Dann werde ich das schlechte Wetter also hier aussitzen. Besser geht’s eh nicht. Außer mir ist auch niemand da. Ich sitze in der späten Sonne, trinke meinen Schnapps und rauche, als mir auffällt, dass hier etwas fehlt.
Etwas essentielles.
Wasser.
Wer baut denn bitte einen Bauernhof, genau das war die Hütte nämlich um 1850 als sie erbaut wurde, irgendwo hin wo es kein Wasser gibt. Ich glaube mich auch nebulös zu erinnern woher mir der Name der Hütte bekannt vorkommt. Aus einem Bericht von jemandem, der da kein Wasser gefunden hat. Der entspannte Teil des Abends hat also wohl noch nicht angefangen.

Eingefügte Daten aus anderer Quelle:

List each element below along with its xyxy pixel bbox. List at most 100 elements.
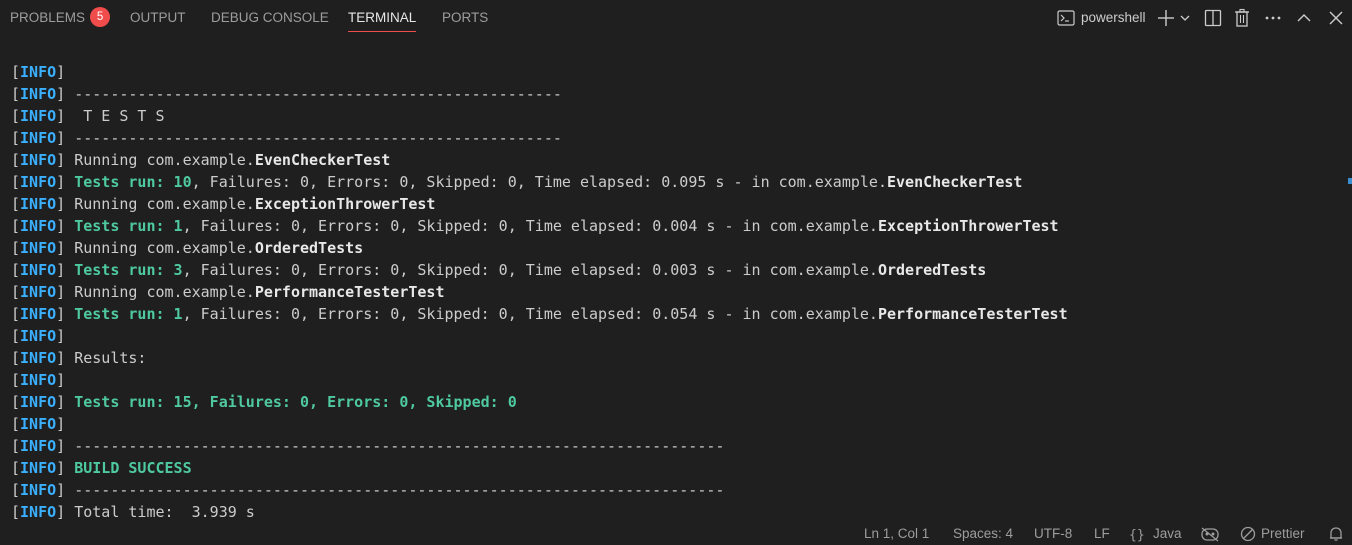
log-level-tag: INFO xyxy=(20,327,57,345)
class-name: PerformanceTesterTest xyxy=(254,283,445,301)
log-level-tag: INFO xyxy=(20,437,57,455)
terminal-line: [INFO] ---------------------------------… xyxy=(11,435,1331,457)
tab-problems-label: PROBLEMS xyxy=(10,10,86,25)
terminal-shell-name[interactable]: powershell xyxy=(1081,0,1146,36)
success-text: Tests run: 3 xyxy=(74,261,183,279)
terminal-line: [INFO] xyxy=(11,369,1331,391)
log-level-tag: INFO xyxy=(20,371,57,389)
chevron-up-icon[interactable] xyxy=(1296,8,1312,28)
log-bracket: ] xyxy=(56,481,66,499)
log-bracket: [ xyxy=(11,107,21,125)
class-name: ExceptionThrowerTest xyxy=(254,195,436,213)
log-bracket: [ xyxy=(11,393,21,411)
language-mode[interactable]: Java xyxy=(1153,523,1182,545)
terminal-line: [INFO] ---------------------------------… xyxy=(11,83,1331,105)
status-bar: Ln 1, Col 1 Spaces: 4 UTF-8 LF {} Java P… xyxy=(0,523,1352,545)
trash-icon[interactable] xyxy=(1233,8,1251,28)
log-level-tag: INFO xyxy=(20,195,57,213)
problems-count-badge: 5 xyxy=(90,7,111,28)
log-text: Running com.example. xyxy=(65,239,255,257)
terminal-icon[interactable] xyxy=(1056,8,1076,28)
log-level-tag: INFO xyxy=(20,63,57,81)
log-bracket: ] xyxy=(56,393,66,411)
copilot-icon[interactable] xyxy=(1200,526,1220,545)
log-bracket: [ xyxy=(11,437,21,455)
log-bracket: ] xyxy=(56,85,66,103)
terminal-line: [INFO] Tests run: 10, Failures: 0, Error… xyxy=(11,171,1331,193)
log-text: Results: xyxy=(65,349,147,367)
terminal-line: [INFO] ---------------------------------… xyxy=(11,479,1331,501)
scrollbar-marker[interactable] xyxy=(1348,178,1352,184)
terminal-line: [INFO] Tests run: 1, Failures: 0, Errors… xyxy=(11,303,1331,325)
bell-icon[interactable] xyxy=(1328,526,1344,545)
log-text: , Failures: 0, Errors: 0, Skipped: 0, Ti… xyxy=(191,173,887,191)
braces-icon[interactable]: {} xyxy=(1129,526,1147,545)
class-name: OrderedTests xyxy=(877,261,987,279)
class-name: PerformanceTesterTest xyxy=(877,305,1068,323)
log-bracket: [ xyxy=(11,239,21,257)
log-bracket: ] xyxy=(56,371,66,389)
log-text: ----------------------------------------… xyxy=(65,85,562,103)
log-bracket: ] xyxy=(56,107,66,125)
tab-terminal[interactable]: TERMINAL xyxy=(348,0,417,36)
log-bracket: ] xyxy=(56,349,66,367)
formatter[interactable]: Prettier xyxy=(1261,523,1305,545)
class-name: ExceptionThrowerTest xyxy=(877,217,1059,235)
log-text: ----------------------------------------… xyxy=(65,481,725,499)
close-icon[interactable] xyxy=(1328,8,1344,28)
success-text: Tests run: 15, Failures: 0, Errors: 0, S… xyxy=(74,393,517,411)
log-bracket: ] xyxy=(56,195,66,213)
file-encoding[interactable]: UTF-8 xyxy=(1034,523,1072,545)
terminal-line: [INFO] ---------------------------------… xyxy=(11,127,1331,149)
class-name: EvenCheckerTest xyxy=(887,173,1023,191)
tab-debug-console[interactable]: DEBUG CONSOLE xyxy=(211,0,329,36)
log-bracket: [ xyxy=(11,327,21,345)
log-bracket: ] xyxy=(56,261,66,279)
log-bracket: [ xyxy=(11,261,21,279)
split-terminal-icon[interactable] xyxy=(1204,8,1222,28)
log-text: ----------------------------------------… xyxy=(65,437,725,455)
log-text: Running com.example. xyxy=(65,195,255,213)
cursor-position[interactable]: Ln 1, Col 1 xyxy=(864,523,929,545)
end-of-line[interactable]: LF xyxy=(1094,523,1110,545)
prettier-disabled-icon[interactable] xyxy=(1240,526,1256,545)
log-text: Running com.example. xyxy=(65,151,255,169)
log-bracket: [ xyxy=(11,283,21,301)
terminal-line: [INFO] Tests run: 15, Failures: 0, Error… xyxy=(11,391,1331,413)
log-level-tag: INFO xyxy=(20,85,57,103)
log-level-tag: INFO xyxy=(20,415,57,433)
terminal-line: [INFO] Total time: 3.939 s xyxy=(11,501,1331,523)
success-text: BUILD SUCCESS xyxy=(74,459,192,477)
log-bracket: [ xyxy=(11,151,21,169)
log-bracket: [ xyxy=(11,459,21,477)
terminal-line: [INFO] xyxy=(11,413,1331,435)
terminal-line: [INFO] xyxy=(11,325,1331,347)
class-name: OrderedTests xyxy=(254,239,364,257)
terminal-output[interactable]: [INFO] [INFO] ---------------------------… xyxy=(11,61,1331,523)
log-level-tag: INFO xyxy=(20,305,57,323)
log-level-tag: INFO xyxy=(20,283,57,301)
log-text: , Failures: 0, Errors: 0, Skipped: 0, Ti… xyxy=(182,261,878,279)
tab-output[interactable]: OUTPUT xyxy=(130,0,186,36)
log-level-tag: INFO xyxy=(20,349,57,367)
ellipsis-icon[interactable] xyxy=(1264,8,1282,28)
log-bracket: [ xyxy=(11,481,21,499)
indentation[interactable]: Spaces: 4 xyxy=(953,523,1013,545)
log-level-tag: INFO xyxy=(20,503,57,521)
plus-icon[interactable] xyxy=(1156,8,1176,28)
tab-ports[interactable]: PORTS xyxy=(442,0,488,36)
log-bracket: ] xyxy=(56,327,66,345)
chevron-down-icon[interactable] xyxy=(1179,8,1191,28)
terminal-line: [INFO] Running com.example.OrderedTests xyxy=(11,237,1331,259)
tab-problems[interactable]: PROBLEMS 5 xyxy=(10,0,111,36)
log-bracket: ] xyxy=(56,63,66,81)
log-bracket: [ xyxy=(11,371,21,389)
log-level-tag: INFO xyxy=(20,459,57,477)
terminal-line: [INFO] Running com.example.PerformanceTe… xyxy=(11,281,1331,303)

Ich schnappe mir zwei Kanister und folge dem Pfad talwärts. Zweihundert Meter von der Hütte, ein kleines Rinnsal nur wenige Zentimeter tief und schön bernsteinfarben. Wie alles was hier so aus dem Moor tropft. Das kann es eigentlich nicht gewesen sein, da muss doch noch was Besseres kommen. Ich laufe weiter und weiter. Irgendwann habe ich den Punkt erreicht, an dem ich schon so lange gelaufen bin, dass ich halt ganz bis zum Fluss runter laufe. 100 Hm unter der Hütte und deutlich länger gelaufen als man zum Wasser holen laufen will, komme ich an einer Seilbrücke an. Unter mir tost der Fluss. Jetzt stehe ich fast am Wasser, aber hier gibt es keine Chance Wasser zu holen.
Wieder hoch zur Hütte.
Ich laufe die Wiese ab, folge dem Weg in die andere Richtung, laufe nochmal die Wiese ab. Ich versuche mich am Spurenlesen. Gibt es irgendwo einen Pfad in die Pampa, wo man vielleicht das Wasser holt. Auch nix. Keine Quelle, keine Pumpe, kein Rinnsal.

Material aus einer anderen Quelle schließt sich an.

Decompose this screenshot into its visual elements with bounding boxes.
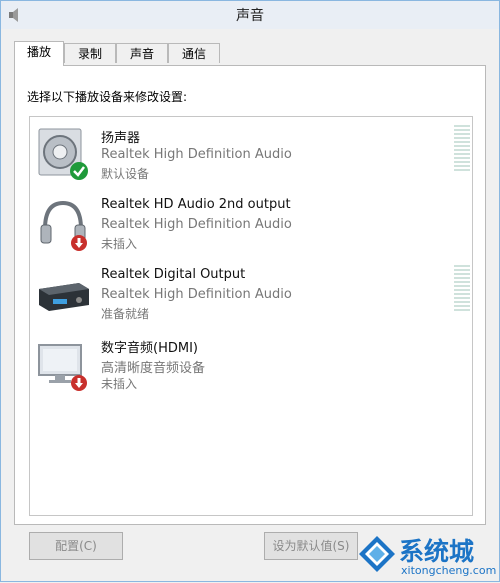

Ok. Einer der Kanister bleibt hier, stattdessen brauche ich meine Trinkflasche. Wieder runter zu dem Rinnsal das ich schon vor 45 Minuten entdeckt und für ungeeignet befunden habe. Mit der Wasserflasche kann ich gerade so Wasser aus der Pfütze schöpfen, das ich dann in den Kanister gieße. Es dauert ewig bis die 10 Liter voll sind. Wieder hoch. Anstrengend.

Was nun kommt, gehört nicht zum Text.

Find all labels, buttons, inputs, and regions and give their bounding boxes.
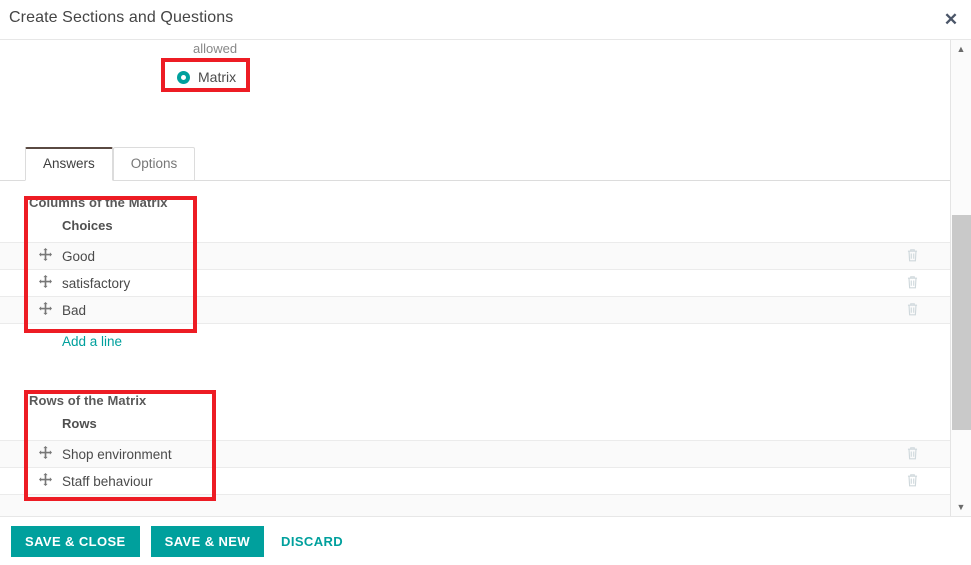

Zurück an der Hütte will ich dann schnell den Ofen einheizen. Das kann doch nicht sein. Randvoll mit Müll. Was ist eigentlich bei den Leuten kaputt, die sowas machen?
30 Minuten später habe ich den Dreck in brennbar und Sondermüll sortiert, bin zweimal raus gegangen um die Asche weg zu bringen und habe mit der stumpfen Axt Holz gehackt. Dauert alles ein bisschen länger, bis endlich ein Feuerchen brennt. Mit der Zeit wird es wärmer in der Hütte und ich wasche mich und meine Klamotten. Die Hütte ist ziemlich groß und es gibt kein Licht, weder Kerzen noch Lampenöl. So finde ich es doch bald recht unbehaglich und entscheide mich doch noch mein Zelt hinter der Hütte aufzubauen. Da kann ich wenigstens den Wind und den Regen hören.
Ein langer, ereignisreicher Tag geht zu Ende.